На крохотной веранде стояли перевернутые кверху дном ржавые бочки, затащенные сюда новыми владельцами. Протискиваясь мимо них в комнату, где находился только сколоченный чёрт знает из чего стол, три стула да голая кровать, сильно замазался о ржавчину днищ бочек мокрыми фалдами пиджака и снова подумал: всё к лучшему. Сейчас выпьет таблетки, упадет на кровать и заснёт навсегда, какая радость! Здесь ему никто не помешает исполнить замысел. Вроде как дома, и все же не дома. Через пару дней на майские праздники, но не ранее, приедут хозяева, найдут, испугаются сначала, конечно, но не так чтобы очень, Глеб им просто знакомый, а не родной сын и брат, вызовут милицию, «скорая» отвезёт в морг, и только потом пригласят родственников.
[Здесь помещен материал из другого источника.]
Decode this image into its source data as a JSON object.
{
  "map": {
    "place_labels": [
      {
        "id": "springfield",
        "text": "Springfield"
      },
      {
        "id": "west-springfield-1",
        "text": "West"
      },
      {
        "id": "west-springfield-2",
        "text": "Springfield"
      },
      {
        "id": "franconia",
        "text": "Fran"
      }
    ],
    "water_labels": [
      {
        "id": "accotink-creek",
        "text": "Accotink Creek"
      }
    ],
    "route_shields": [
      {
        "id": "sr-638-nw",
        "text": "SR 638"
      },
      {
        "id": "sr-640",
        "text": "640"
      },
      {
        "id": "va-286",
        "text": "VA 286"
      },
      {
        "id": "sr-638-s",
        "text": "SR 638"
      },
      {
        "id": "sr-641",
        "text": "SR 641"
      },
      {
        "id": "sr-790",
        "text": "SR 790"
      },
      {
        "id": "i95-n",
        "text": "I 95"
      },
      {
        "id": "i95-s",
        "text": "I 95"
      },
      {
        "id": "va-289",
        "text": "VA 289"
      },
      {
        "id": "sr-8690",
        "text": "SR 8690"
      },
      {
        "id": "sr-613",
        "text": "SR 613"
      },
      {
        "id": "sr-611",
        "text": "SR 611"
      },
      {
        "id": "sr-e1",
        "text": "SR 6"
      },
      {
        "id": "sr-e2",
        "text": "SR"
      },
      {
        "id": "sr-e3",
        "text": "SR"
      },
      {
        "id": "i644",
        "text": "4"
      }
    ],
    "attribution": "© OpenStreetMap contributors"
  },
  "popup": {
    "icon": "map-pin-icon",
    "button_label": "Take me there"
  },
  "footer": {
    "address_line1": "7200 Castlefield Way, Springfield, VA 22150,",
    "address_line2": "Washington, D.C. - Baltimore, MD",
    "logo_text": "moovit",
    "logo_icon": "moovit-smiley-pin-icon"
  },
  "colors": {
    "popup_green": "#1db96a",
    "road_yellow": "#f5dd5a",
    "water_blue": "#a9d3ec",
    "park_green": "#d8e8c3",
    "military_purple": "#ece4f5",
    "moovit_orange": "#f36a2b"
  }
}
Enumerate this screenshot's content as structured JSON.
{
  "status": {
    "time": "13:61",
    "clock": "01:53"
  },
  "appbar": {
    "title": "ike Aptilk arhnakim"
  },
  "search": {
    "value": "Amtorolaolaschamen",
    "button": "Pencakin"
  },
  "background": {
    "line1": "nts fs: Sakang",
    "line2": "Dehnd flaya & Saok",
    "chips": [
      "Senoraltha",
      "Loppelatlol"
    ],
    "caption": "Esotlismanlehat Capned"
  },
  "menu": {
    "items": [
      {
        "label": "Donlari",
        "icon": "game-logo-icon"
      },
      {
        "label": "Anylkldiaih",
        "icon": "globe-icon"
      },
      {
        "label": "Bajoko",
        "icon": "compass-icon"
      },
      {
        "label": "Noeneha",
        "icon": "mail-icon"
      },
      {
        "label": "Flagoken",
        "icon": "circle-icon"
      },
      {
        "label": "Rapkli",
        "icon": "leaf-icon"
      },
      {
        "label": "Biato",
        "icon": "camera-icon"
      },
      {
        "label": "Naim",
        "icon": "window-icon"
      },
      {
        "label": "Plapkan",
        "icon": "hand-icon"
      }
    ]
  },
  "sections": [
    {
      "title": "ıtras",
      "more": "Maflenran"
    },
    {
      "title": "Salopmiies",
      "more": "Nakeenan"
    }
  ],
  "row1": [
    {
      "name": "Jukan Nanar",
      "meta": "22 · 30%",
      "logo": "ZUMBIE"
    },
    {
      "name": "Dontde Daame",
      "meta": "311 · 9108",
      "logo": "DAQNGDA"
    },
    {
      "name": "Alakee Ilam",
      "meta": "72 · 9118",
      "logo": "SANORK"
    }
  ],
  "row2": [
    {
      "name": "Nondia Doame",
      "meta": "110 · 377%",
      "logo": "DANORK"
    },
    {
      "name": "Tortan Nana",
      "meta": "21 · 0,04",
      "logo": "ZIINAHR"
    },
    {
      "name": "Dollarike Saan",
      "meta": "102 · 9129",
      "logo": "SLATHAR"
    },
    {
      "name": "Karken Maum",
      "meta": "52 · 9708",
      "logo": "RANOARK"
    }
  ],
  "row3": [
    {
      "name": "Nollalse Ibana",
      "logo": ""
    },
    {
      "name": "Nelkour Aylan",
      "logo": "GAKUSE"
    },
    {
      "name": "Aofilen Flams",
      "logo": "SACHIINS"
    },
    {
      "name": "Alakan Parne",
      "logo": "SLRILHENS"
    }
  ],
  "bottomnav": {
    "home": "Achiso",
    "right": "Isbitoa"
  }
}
Так лучше, много лучше, чем умирать дома. Вдруг до утра не сдохнешь, вдруг откачают, спасут, как потом в глаза всем смотреть? Стыдно.

Достав снотворное, Глеб сел на голую кровать, стал выковыривать таблетки на ладонь, как вдруг осенило: воды-то нет! Чем запивать такую гору таблеток?

Воды действительно нигде не оказалось, только с северной стороны домика впотьмах нащупал остатки снежного сугроба. Несомненно, прегрязного, покрытого твёрдой чёрной коркой. Разбил корку каблуками туфель, наскреб стеклянистого крупнозерного снега в стакан, забытый новыми хозяевами на веранде, сунул за пазуху, чтобы растопить его в воду. Пришлось долго сидеть на кровати, сжимая в одной руке горсть готовых к употреблению таблеток снотворного, а другой придерживая омерзительно ледяной стакан под мышкой. Совсем уже ничего не было видно, однако некто повторял ему гневно: «Какое ты дерьмо и смердяков, тебе надо срочно умереть, чтобы не поганить белый свет. Умри, гад, умри же скорее, будь честным человеком!».